Remember that limma is estimating a single value of the variance for each gene based on all the samples that are provided to it. This same variance value is then used for all tests involving that fitted model. Of course adding more samples also increases the precision of the estimated variance, which should improve your statistical power, all else being equal. If adding in more samples is causing you to get fewer significant genes, the most likely explanation is that the samples you added in have a higher variance than the samples that were already in the model. This should show up clearly on the voomWithQualityWeights plot. To make this more obvious, you could force voomWithQualityWeights to estimate a single weight for each group by passing your design as the var.design argument (in addition to the regular design). Keep in mind that a higher variance should result in a lower weight, so you should be looking for the mono and low groups to have low weights.
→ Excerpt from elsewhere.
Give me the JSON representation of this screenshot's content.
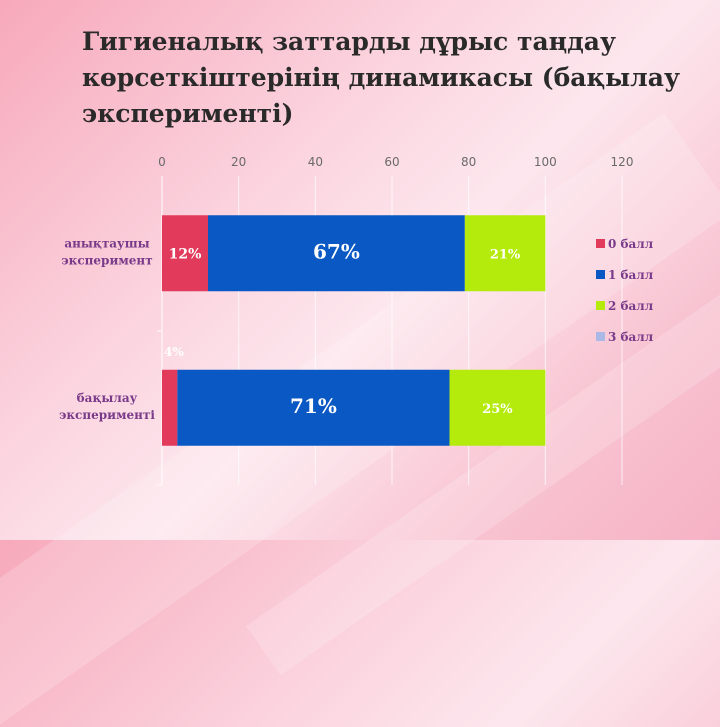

I tried it with both voomWithQualityWeights and voomWithQualityWeights(var.design = design). This is what the plot looks like for the second one: https://imgur.com/HDhOUhQ. The order is:

1. ko 1 high
2. ko 1 low
3. ko 1 mono
4. ko 2 high
5. ko 2 low
6. ko 2 mono
7. wt 1 high
8. wt 1 low
9. wt 1 mono
10. wt 2 high
11. wt 2 low
12. wt 2 mono
13. ko 1 mRNA
14. ko 2 mRNA
15. ko 3 mRNA
16. ko 4 mRNA
17. wt 1 mRNA
18. wt 2 mRNA
19. wt 3 mRNA

In this case would you recommend just inputing the samples that I am interested in directly comparing?

Thanks

This plot doesn't seem to show the low or mono samples as having any worse quality than the high samples, although the mRNA samples seem to have a higher average quality than almost anything else. And even if they did, I would expect the quality weights to account for that. I'm afraid I don't know enough to diagnose the problem based on this plot.
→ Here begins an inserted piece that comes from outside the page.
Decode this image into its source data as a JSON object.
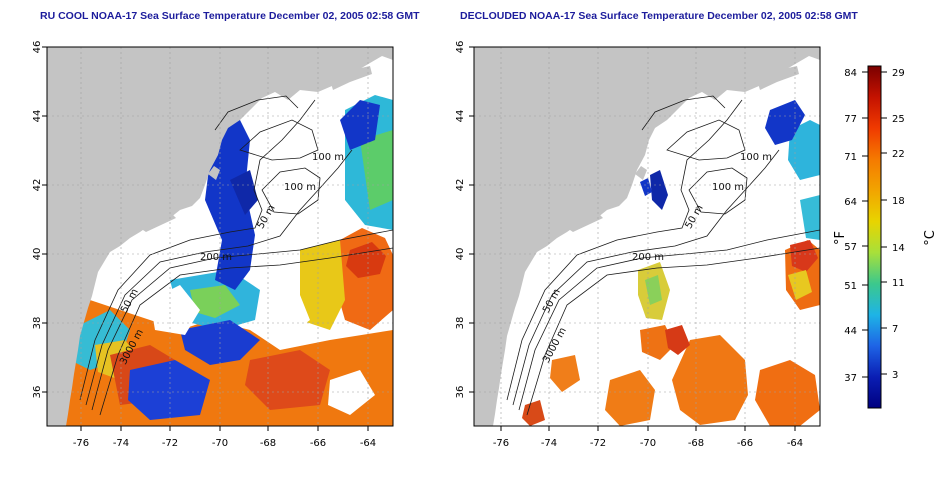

However, taking a closer look at the counts of significant genes in the table you gave, the only real difference is in the top row. The difference between 1176 genes and 1228 is negligible. So adding in either the mono or the low samples has a minimal effect, but adding both of them in the same model has a drastic effect. This seems very counterintuitive, and if I saw this effect in my data, I would suspect that I made a mistake coding my model for the first row and would double-check my code. For example, you could have accidentally treated low and mono as a single group instead of 2 separate groups in the design, thus inflating the variance estimates. I doubt that's the exact answer, though, since your quality weight plot clearly shows different weights for those two groups.